Effect of Salt Level in the Feed on Performance of Red and Fallow Weaner Deer

  • Ru, Y.J. (Livestock Systems, South Australian Research and Development Institute, Roseworthy Campus Roseworthy) ;
  • Fischer, M. (Livestock Systems, South Australian Research and Development Institute, Roseworthy Campus Roseworthy) ;
  • Glatz, P.C. (Livestock Systems, South Australian Research and Development Institute, Roseworthy Campus Roseworthy) ;
  • Bao, Y.M. (Baotou Rear Earth Research Institute)
  • Received : 2003.05.21
  • Accepted : 2004.01.26
  • Published : 2004.05.01


In Australia, many cropping areas are affected by salt. In these regions, Chenopodiaceous plants, such as Atriplex, Kochia and Bassia spp have been planted to improve soil conditions. These plants have become invaluable feed resources for grazing animals in dry summers, but have a high sodium content. To assess the impact of high salt intake on grazing deer, two experiments were conducted.
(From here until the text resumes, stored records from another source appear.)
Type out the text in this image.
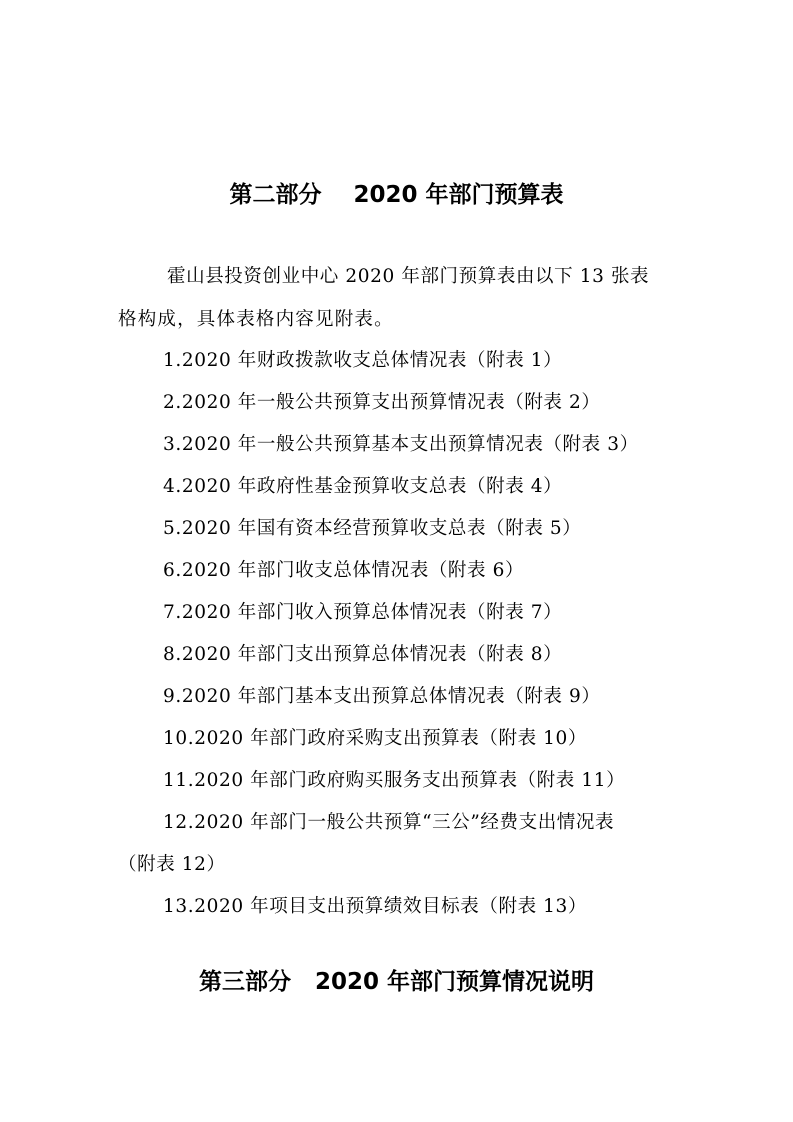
第二部分    2020 年部门预算表
霍山县投资创业中心 2020 年部门预算表由以下 13 张表
格构成，具体表格内容见附表。
1.2020 年财政拨款收支总体情况表（附表 1）
2.2020 年一般公共预算支出预算情况表（附表 2）
3.2020 年一般公共预算基本支出预算情况表（附表 3）
4.2020 年政府性基金预算收支总表（附表 4）
5.2020 年国有资本经营预算收支总表（附表 5）
6.2020 年部门收支总体情况表（附表 6）
7.2020 年部门收入预算总体情况表（附表 7）
8.2020 年部门支出预算总体情况表（附表 8）
9.2020 年部门基本支出预算总体情况表（附表 9）
10.2020 年部门政府采购支出预算表（附表 10）
11.2020 年部门政府购买服务支出预算表（附表 11）
12.2020 年部门一般公共预算“三公”经费支出情况表
（附表 12）
13.2020 年项目支出预算绩效目标表（附表 13）
第三部分   2020 年部门预算情况说明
The first experiment used 30 fallow weaner deer to examine the effect of salt level in the diet on feed intake, water intake and body weight of fallow deer. Salt was added to lucerne chaff at 0, 1.5, 3.0, 4.5 and 6% and fresh water was offered all the time. Increasing the salt level in the diet from 0 to 6% didn't affect feed intake, osmotic pressure and mineral concentration in blood of fallow deer. However, water intake was significantly higher (p<0.05) in deer fed diets containing more than 3% salt. Body weight was lower (p${\leq}$0.056) for fallow deer in July and August when salt content was over 3%, suggesting they can ingest over 15 g sodium/day without significant depression in both feed intake and growth rate if the fresh water is available. In the second experiment, 18 red weaner deer were fed lucerne chaff diets containing 1.5, 4.5 and 6.0% salt with 6 deer/diet. The results revealed that feed intake and blood osmotic pressure were similar (p>0.05) for red deer fed different levels of salt although the feed intake declined from 1.91 to 1.67 kg with the increase of salt level from 1.5% to 6.0% in the diet. Water intake was significantly higher for deer fed diets containing over 4.5% salt, but there was no difference in body weight during the experiment. However, no recommendation can be made on the salt tolerance of red deer due to limited increment of salt level in the diet.